The proposal sparked debate that the ‘clean air zone’ could help build a stronger case for a new bypass for Melksham because of fears that north/south traffic would avoid Bath by using the A350, increasing traffic and pollution through Melksham.  There was also concern for patients of Bath’s Royal United Hospital (RUH) from Melksham, who faced being charged a fee to drive through the city to access crucial services.

However, at last week’s meeting, BNES councillors decided to back a proposal which exempts cars from being charged to drive in the zone. Charges will still apply to higher emission buses, coaches and HGVs, at a cost of £100; and LGVs/vans, private hire vehicles and taxis, at a cost of £9. 

Biggest polluters

Speaking to Melksham News, Melksham’s mayor, cllr Adrienne Westbrook said, “This decision helps people who want to travel to the RUH, but does it solve the problem? The biggest polluters are HGVs and the ‘clean air zone’ will still push these vehicles along the A350 and through Melksham.

“I do feel sorry for the Bath politicians – they will be prosecuted if they don’t reduce air pollution in the city, and if this goes ahead, they are under pressure from residents in the greater area who are concerned about the impact on them. 
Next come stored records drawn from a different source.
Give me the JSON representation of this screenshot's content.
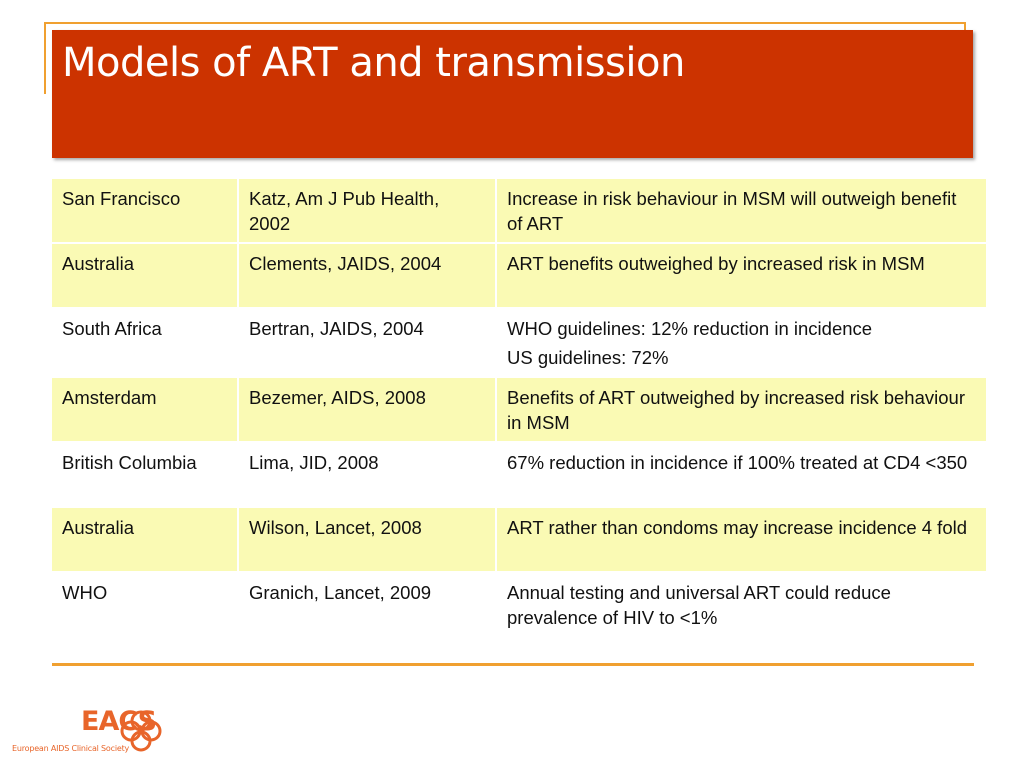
{
  "slide": {
    "title": "Models of ART and transmission"
  },
  "table": {
    "rows": [
      {
        "location": "San Francisco",
        "study": "Katz, Am J Pub Health, 2002",
        "finding": "Increase in risk behaviour in MSM will outweigh benefit of ART"
      },
      {
        "location": "Australia",
        "study": "Clements, JAIDS, 2004",
        "finding": "ART benefits outweighed by increased risk in MSM"
      },
      {
        "location": "South Africa",
        "study": "Bertran, JAIDS, 2004",
        "finding": "WHO guidelines: 12% reduction in incidence",
        "finding_2": "US guidelines: 72%"
      },
      {
        "location": "Amsterdam",
        "study": "Bezemer, AIDS, 2008",
        "finding": "Benefits of ART outweighed by increased risk behaviour in MSM"
      },
      {
        "location": "British Columbia",
        "study": "Lima, JID, 2008",
        "finding": "67% reduction in incidence if 100% treated at CD4 <350"
      },
      {
        "location": "Australia",
        "study": "Wilson, Lancet, 2008",
        "finding": "ART rather than condoms may increase incidence 4 fold"
      },
      {
        "location": "WHO",
        "study": "Granich, Lancet, 2009",
        "finding": "Annual testing and universal ART could reduce prevalence of HIV to <1%"
      }
    ]
  },
  "logo": {
    "name": "EACS",
    "subtitle": "European AIDS Clinical Society"
  },
  "colors": {
    "title_band": "#cc3300",
    "accent_rule": "#f0a030",
    "row_shade": "#fafab4",
    "logo": "#e8652a"
  }
}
“It’s difficult, I know from living in the centre of Bath myself that air quality is poor – I had a child that was ill when we lived there. As soon as we moved out of Bath, a fortnight later she was fine. Perhaps Bath should look to Richmond in London for inspiration. The council there is asking drivers to help reduce air pollution by turning off their cars when stopped at level crossings, outside schools, and in town centres. This could be something trialled in Bath.

Bypass a must

“However, this does highlight that a new bypass for Melksham is a must. Also, it shows that the Bath RUH is on the wrong side of Bath to service Wiltshire. And this is something that the Clinical Commissioning Group should be looking at.”
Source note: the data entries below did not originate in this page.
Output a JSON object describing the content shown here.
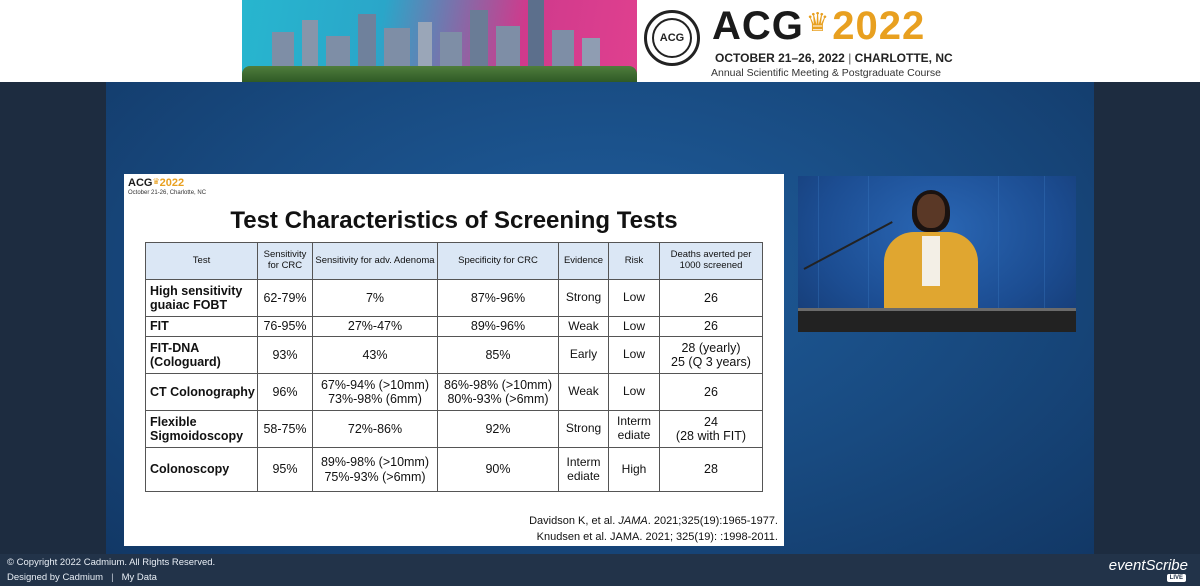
{
  "header": {
    "logo_acg": "ACG",
    "logo_year": "2022",
    "seal_text": "ACG",
    "dates": "OCTOBER 21–26, 2022",
    "location": "CHARLOTTE, NC",
    "meeting": "Annual Scientific Meeting & Postgraduate Course"
  },
  "slide": {
    "logo_acg": "ACG",
    "logo_year": "2022",
    "logo_sub": "October 21-26, Charlotte, NC",
    "title": "Test Characteristics of Screening Tests",
    "columns": [
      "Test",
      "Sensitivity for CRC",
      "Sensitivity for adv. Adenoma",
      "Specificity for CRC",
      "Evidence",
      "Risk",
      "Deaths averted per 1000 screened"
    ],
    "rows": [
      {
        "test": "High sensitivity guaiac FOBT",
        "sens_crc": "62-79%",
        "sens_adenoma": "7%",
        "spec_crc": "87%-96%",
        "evidence": "Strong",
        "risk": "Low",
        "deaths": "26"
      },
      {
        "test": "FIT",
        "sens_crc": "76-95%",
        "sens_adenoma": "27%-47%",
        "spec_crc": "89%-96%",
        "evidence": "Weak",
        "risk": "Low",
        "deaths": "26"
      },
      {
        "test": "FIT-DNA (Cologuard)",
        "sens_crc": "93%",
        "sens_adenoma": "43%",
        "spec_crc": "85%",
        "evidence": "Early",
        "risk": "Low",
        "deaths": "28 (yearly)\n25 (Q 3 years)"
      },
      {
        "test": "CT Colonography",
        "sens_crc": "96%",
        "sens_adenoma": "67%-94% (>10mm)\n73%-98% (6mm)",
        "spec_crc": "86%-98% (>10mm)\n80%-93% (>6mm)",
        "evidence": "Weak",
        "risk": "Low",
        "deaths": "26"
      },
      {
        "test": "Flexible Sigmoidoscopy",
        "sens_crc": "58-75%",
        "sens_adenoma": "72%-86%",
        "spec_crc": "92%",
        "evidence": "Strong",
        "risk": "Interm\nediate",
        "deaths": "24\n(28 with FIT)"
      },
      {
        "test": "Colonoscopy",
        "sens_crc": "95%",
        "sens_adenoma": "89%-98% (>10mm)\n75%-93% (>6mm)",
        "spec_crc": "90%",
        "evidence": "Interm\nediate",
        "risk": "High",
        "deaths": "28"
      }
    ],
    "citation1_pre": "Davidson K, et al. ",
    "citation1_journal": "JAMA",
    "citation1_post": ". 2021;325(19):1965-1977.",
    "citation2": "Knudsen et al. JAMA. 2021; 325(19): :1998-2011."
  },
  "footer": {
    "copyright": "© Copyright 2022 Cadmium. All Rights Reserved.",
    "designed_by": "Designed by Cadmium",
    "my_data": "My Data",
    "brand": "eventScribe",
    "brand_badge": "LIVE"
  },
  "colors": {
    "accent_gold": "#e8a020",
    "stage_blue": "#184a80",
    "table_header": "#dbe7f5",
    "footer_bg": "#223349"
  }
}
A BNES spokesperson said, “Following today’s (Tuesday 5th March) decision more detailed information on the scheme including bids for funding will be sent to central government. After receiving approvals and funding needed, the council will then start the formal processes for implementing the scheme, including any required consultation, with the aim of the scheme starting in December 2020.”